Aproveitando que junho é o mês do orgulho LGBT, a mesma “Folha” publicou, no começo do mês, reportagem intitulada “Empresas ignoram polarização por defesa de direitos dos LGBTs”. Apesar da onda de conservadorismo político e do bate-boca nas redes sociais, as grandes companhias não recuaram em suas ações de inclusão, diversidade e defesa dos direitos LGBT. Um dos entrevistados contou ao jornal que procurou o RH da multinacional onde trabalha para pedir auxílio-creche para os filhos que ele e o marido esperavam com a ajuda de uma “barriga solidária”. Foi surpreendido pela gerente, que considerou o pedido modesto, e disse que iria pleitear uma licença-paternidade de seis meses. Mais: uma caminhoneira trans estrela campanha digital recém-lançada pela Shell.

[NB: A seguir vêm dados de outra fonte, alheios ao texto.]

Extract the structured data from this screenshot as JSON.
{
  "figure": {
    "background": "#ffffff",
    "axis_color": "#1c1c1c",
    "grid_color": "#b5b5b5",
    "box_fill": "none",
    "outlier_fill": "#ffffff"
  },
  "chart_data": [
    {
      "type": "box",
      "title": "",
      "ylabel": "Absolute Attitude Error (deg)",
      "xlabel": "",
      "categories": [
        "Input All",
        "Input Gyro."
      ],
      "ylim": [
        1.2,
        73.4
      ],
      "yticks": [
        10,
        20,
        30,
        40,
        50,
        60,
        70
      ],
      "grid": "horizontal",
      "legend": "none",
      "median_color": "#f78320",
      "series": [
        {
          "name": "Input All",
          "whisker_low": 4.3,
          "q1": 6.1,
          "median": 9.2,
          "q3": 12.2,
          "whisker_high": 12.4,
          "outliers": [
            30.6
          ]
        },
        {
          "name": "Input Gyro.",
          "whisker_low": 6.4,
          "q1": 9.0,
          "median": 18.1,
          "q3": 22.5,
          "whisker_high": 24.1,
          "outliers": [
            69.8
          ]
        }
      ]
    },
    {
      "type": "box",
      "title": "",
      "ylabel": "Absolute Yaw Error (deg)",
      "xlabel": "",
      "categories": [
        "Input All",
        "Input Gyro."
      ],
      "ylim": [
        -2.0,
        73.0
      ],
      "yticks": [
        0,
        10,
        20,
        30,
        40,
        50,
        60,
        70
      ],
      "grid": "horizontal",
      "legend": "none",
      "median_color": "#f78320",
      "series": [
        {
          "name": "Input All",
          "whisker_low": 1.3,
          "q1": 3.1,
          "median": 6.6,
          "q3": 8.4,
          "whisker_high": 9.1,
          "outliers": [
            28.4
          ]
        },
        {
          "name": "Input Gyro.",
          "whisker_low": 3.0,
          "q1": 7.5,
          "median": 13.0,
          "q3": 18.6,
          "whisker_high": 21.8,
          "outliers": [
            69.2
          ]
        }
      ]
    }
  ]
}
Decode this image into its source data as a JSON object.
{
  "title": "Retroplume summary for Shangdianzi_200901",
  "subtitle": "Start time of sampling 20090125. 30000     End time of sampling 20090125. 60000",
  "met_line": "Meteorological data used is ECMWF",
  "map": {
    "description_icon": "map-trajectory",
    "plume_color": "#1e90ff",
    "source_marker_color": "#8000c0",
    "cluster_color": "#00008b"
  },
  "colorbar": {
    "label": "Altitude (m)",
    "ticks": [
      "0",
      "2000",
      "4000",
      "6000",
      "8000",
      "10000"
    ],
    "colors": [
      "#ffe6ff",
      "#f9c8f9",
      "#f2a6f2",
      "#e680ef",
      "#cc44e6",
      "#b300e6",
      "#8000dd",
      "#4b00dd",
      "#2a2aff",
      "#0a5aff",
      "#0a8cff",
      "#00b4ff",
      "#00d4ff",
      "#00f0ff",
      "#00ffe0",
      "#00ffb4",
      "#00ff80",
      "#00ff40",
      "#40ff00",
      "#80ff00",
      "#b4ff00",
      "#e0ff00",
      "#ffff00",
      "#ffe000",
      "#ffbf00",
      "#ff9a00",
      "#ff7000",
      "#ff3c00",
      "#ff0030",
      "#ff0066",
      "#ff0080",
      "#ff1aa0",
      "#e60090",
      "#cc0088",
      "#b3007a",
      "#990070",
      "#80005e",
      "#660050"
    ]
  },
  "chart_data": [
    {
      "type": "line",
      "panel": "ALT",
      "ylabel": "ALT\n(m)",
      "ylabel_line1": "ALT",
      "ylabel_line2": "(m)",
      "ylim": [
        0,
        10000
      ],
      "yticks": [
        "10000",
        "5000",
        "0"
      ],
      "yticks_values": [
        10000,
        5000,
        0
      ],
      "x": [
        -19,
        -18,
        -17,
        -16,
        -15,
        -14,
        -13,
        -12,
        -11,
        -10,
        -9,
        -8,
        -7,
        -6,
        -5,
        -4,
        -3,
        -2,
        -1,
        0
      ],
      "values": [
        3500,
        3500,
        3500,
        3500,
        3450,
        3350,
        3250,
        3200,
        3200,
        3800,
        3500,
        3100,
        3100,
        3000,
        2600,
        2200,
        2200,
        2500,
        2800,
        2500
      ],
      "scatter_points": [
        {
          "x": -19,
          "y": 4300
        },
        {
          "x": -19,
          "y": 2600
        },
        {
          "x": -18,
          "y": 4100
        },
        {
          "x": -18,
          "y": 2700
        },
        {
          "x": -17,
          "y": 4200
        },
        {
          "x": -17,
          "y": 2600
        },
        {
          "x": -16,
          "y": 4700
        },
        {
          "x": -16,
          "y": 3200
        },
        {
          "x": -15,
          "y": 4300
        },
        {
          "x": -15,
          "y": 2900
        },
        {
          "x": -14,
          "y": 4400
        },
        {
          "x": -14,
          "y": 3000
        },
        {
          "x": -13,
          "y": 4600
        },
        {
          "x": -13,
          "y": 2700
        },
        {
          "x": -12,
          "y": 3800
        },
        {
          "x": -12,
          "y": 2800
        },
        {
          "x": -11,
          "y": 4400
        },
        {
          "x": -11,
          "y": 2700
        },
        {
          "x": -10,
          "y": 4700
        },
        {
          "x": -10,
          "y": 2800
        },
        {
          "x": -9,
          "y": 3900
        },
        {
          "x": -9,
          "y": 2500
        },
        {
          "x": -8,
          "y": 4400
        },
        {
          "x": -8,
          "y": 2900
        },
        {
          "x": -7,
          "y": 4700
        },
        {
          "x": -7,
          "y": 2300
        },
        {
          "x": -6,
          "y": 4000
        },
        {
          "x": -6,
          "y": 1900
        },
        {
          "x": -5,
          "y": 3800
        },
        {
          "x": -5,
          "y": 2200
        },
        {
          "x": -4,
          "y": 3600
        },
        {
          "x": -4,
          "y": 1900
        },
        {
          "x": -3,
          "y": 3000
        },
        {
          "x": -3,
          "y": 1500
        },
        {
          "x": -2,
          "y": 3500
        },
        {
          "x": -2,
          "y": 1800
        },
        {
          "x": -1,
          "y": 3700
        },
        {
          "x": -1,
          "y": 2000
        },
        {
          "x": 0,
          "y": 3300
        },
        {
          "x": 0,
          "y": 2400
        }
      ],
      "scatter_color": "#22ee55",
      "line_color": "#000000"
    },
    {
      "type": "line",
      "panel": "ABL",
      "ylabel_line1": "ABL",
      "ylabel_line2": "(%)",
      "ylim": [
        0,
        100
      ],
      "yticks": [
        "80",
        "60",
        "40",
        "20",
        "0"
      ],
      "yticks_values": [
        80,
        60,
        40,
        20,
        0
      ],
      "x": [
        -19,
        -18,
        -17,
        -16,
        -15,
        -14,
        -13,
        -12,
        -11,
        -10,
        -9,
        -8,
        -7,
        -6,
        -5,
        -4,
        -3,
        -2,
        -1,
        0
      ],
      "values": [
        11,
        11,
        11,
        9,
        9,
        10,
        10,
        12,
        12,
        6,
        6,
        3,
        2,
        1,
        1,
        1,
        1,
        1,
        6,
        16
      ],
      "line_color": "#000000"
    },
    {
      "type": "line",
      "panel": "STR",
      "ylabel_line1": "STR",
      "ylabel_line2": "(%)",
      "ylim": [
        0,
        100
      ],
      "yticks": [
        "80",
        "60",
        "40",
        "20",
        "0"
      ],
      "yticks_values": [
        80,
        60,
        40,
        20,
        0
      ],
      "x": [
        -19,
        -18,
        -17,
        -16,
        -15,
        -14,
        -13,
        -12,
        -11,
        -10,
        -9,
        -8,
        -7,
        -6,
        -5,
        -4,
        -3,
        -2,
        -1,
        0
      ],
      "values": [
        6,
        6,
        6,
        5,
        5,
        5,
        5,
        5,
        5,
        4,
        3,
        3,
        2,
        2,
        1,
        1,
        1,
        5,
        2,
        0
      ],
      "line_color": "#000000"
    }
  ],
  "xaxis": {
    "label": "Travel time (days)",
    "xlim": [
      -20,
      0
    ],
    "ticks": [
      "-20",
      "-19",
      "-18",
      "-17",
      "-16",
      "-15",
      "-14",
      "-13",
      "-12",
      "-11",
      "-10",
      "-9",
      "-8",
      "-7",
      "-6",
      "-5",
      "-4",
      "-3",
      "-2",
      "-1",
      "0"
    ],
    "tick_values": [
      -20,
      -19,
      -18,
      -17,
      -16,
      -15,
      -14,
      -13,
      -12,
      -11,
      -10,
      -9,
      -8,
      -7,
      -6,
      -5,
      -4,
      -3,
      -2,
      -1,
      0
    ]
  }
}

Enquanto as empresas vêm mudando suas políticas internas para espelhar a nova configuração social e reter talentos, as marcas já se deram conta de que não basta um discurso cosmético de campanha publicitária. É preciso empunhar bandeiras, ter um propósito – e a prática não pode se descolar da teoria. Por falar em cosméticos, na quarta-feira passada, a cadeia Sephora fechou seus 400 escritórios, centros de distribuição e lojas nos EUA durante uma hora. Motivo: treinamento sobre diversidade para seus 16 mil funcionários depois de um episódio racial (infelizmente, a ação não foi replicada aqui).

Em abril, a cantora negra SZA, indicada ao Grammy, foi vítima de racismo numa loja da Califórnia. Uma funcionária chamou o segurança para se certificar de que a artista não estava roubando nenhum item. SZA tuitou sobre o incidente e a Sephora se viu mergulhada numa crise de imagem. É bom lembra que, há cerca de um ano, a rede Starbucks fechou 8 mil lojas nos EUA para um treinamento semelhante, depois que um gerente na Filadélfia chamou a polícia para prender dois “suspeitos” que, na verdade, faziam hora no café enquanto esperavam um amigo – claro, eram negros. Ou seja, há muita gritaria, mas a caravana continua passando.